Processo: 19/19998-8
Linha de fomento:Bolsas no Brasil - Programa Capacitação - Treinamento Técnico
Vigência (Início): 01 de dezembro de 2019
Vigência (Término): 30 de novembro de 2021
Área do conhecimento:Ciências Biológicas - Genética - Genética Humana e Médica
Pesquisador responsável:Maria Rita dos Santos e Passos Bueno
Beneficiário:Marília de Oliveira Scliar
Instituição-sede: Instituto de Biociências (IB). Universidade de São Paulo (USP).

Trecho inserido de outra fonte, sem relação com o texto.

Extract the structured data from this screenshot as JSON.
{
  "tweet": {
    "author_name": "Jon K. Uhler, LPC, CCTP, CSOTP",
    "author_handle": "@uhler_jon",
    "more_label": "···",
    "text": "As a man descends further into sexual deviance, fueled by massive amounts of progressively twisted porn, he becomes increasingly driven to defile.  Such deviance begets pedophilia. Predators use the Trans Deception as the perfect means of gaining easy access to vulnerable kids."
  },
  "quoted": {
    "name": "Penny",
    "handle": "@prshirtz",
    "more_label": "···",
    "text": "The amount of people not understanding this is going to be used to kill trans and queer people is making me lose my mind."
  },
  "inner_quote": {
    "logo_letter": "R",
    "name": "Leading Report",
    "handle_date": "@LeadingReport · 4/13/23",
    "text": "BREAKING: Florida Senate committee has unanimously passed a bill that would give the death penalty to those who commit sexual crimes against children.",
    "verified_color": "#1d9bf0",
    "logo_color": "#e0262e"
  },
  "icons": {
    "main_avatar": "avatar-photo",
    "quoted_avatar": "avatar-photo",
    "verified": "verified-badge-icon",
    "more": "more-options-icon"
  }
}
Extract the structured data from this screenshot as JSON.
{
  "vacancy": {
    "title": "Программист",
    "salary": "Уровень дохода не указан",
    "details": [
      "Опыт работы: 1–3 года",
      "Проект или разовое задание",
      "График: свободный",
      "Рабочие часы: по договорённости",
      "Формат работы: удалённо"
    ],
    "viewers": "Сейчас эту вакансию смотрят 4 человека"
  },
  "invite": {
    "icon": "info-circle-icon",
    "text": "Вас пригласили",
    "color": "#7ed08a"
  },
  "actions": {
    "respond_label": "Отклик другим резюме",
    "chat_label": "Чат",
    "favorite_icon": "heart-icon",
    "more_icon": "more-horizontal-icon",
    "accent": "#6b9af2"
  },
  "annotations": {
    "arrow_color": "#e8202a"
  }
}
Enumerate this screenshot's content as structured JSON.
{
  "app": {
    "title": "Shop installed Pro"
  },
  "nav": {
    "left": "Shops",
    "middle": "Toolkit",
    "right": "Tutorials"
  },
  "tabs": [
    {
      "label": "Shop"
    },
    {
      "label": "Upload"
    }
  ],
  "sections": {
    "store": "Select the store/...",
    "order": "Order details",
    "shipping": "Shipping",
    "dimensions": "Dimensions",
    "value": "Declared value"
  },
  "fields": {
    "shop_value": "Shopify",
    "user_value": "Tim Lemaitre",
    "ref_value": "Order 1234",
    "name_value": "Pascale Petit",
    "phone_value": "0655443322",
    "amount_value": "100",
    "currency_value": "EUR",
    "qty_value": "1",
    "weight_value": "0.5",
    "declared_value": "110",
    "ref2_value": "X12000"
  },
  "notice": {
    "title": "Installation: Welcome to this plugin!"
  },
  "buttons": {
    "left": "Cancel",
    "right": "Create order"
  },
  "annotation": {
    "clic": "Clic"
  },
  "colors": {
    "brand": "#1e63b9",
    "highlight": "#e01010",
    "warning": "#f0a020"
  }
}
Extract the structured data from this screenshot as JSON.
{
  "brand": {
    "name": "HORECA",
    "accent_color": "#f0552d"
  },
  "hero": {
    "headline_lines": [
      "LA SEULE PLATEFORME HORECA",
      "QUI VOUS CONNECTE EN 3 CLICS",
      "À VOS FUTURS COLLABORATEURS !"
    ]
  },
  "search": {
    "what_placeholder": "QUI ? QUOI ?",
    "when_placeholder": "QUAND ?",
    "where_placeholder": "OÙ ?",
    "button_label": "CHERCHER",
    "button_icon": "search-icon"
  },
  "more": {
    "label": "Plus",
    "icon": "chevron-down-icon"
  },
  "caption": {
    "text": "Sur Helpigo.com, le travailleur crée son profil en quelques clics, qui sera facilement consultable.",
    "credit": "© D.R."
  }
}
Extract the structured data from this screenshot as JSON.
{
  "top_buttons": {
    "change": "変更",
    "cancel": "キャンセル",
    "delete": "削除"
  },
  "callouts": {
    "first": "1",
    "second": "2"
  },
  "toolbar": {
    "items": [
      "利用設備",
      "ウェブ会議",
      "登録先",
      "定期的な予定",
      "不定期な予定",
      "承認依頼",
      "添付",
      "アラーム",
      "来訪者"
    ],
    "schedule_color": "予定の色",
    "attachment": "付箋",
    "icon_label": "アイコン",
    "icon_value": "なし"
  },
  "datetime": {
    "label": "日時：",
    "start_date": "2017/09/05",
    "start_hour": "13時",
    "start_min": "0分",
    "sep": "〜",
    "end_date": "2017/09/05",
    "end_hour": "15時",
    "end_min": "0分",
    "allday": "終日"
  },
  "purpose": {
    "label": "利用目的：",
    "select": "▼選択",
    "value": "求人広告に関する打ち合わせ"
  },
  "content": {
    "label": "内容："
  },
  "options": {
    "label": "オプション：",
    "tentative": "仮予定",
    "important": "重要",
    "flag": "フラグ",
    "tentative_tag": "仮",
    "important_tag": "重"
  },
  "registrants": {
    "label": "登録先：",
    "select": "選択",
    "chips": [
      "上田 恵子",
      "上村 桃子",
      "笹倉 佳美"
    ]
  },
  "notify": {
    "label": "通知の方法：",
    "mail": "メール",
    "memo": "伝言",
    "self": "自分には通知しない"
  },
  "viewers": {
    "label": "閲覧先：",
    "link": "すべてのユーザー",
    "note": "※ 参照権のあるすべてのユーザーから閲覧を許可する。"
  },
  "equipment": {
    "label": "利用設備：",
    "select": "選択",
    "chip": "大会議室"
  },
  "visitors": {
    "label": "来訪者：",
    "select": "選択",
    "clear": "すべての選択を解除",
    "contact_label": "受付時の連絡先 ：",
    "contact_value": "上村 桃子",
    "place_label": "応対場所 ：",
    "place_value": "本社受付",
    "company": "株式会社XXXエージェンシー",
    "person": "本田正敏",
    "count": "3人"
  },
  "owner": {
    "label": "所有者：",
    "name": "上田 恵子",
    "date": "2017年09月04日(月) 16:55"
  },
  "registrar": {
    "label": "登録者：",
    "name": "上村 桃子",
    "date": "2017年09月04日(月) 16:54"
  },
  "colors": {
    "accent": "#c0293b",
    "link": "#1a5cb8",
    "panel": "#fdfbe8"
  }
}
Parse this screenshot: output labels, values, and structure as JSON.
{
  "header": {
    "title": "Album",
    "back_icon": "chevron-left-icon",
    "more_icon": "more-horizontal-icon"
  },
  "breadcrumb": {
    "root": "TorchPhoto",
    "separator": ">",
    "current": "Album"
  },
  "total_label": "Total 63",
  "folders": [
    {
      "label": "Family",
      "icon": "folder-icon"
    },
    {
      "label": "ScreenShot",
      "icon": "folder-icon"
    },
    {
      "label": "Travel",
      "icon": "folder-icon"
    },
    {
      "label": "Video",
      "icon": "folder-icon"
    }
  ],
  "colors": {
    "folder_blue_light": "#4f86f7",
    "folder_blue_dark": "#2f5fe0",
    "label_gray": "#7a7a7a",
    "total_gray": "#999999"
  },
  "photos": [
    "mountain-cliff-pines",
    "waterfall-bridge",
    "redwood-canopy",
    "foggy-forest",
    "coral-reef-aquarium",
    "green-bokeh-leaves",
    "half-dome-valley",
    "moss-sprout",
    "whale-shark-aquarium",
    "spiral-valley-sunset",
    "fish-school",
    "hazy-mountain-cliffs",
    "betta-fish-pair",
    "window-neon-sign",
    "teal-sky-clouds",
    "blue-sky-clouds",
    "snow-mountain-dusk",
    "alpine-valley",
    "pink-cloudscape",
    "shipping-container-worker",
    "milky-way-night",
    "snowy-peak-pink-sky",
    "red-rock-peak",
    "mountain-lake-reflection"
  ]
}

São Paulo , SP, Brasil
Vinculado ao auxílio:13/08028-1 - CEGH-CEL - Centro de Estudos do Genoma Humano e de Células-Tronco, AP.CEPID
Assunto(s):Biologia computacional   Genômica   Genomas   Sequenciamento de nova geração   Exoma   Variações do número de cópias de DNA

Resumo

Um grande volume de dados de sequenciamento de nova geração (NGS) é produzido tanto pela pesquisa desenvolvida no Centro de Pesquisa sobre o Genoma Humano e Células-Tronco (CEGH-CEL) quanto pelo serviço oferecido pelo Laboratório de Testes Genéticos do CEGH-CEL. O manuseio e análise desses dados requer o uso de programas e pipelines bioinformáticos que muitas vezes tem que ser adaptados ou desenvolvidos de acordo com as necessidades específicas da pesquisa ou serviço. O desenvolvimento de um pipeline que permita a análise de Copy Number Variation (CNVs) é um exemplo. As CNVs têm um papel importante na diversidade das populações e estão associadas a diversas doenças. Apesar de vários programas para detecção de CNVs terem sido desenvolvidos, não há atualmente um programa que consiga detectar, visualizar e anotar com eficiência CNVs de diferentes tipos de dados de NGS (painéis, exomas completos, genomas completos). Além disso, a detecção de CNVs em dados de NGS, apesar de se mostrar muito útil, gera muitos falso-positivos, sendo importante sumarizar os resultados de mais de um programa que tenham metodologias diferentes. Assim, a bolsista irá desenvolver um pipeline que padronize e integre os resultados de diferentes programas, que anote e sirva para visualizar as CNVs e que crie filtros de qualidade para detectar CNVs verdadeiro-positivos com maior confiança. Além disso, a bolsista criará um repositório com as frequências das CNVs detectadas nos 1324 genomas completos. Paralelamente, a bolsista dará suporte bioinformático à pesquisa e ao serviço desenvolvidos no CEGH-CEL.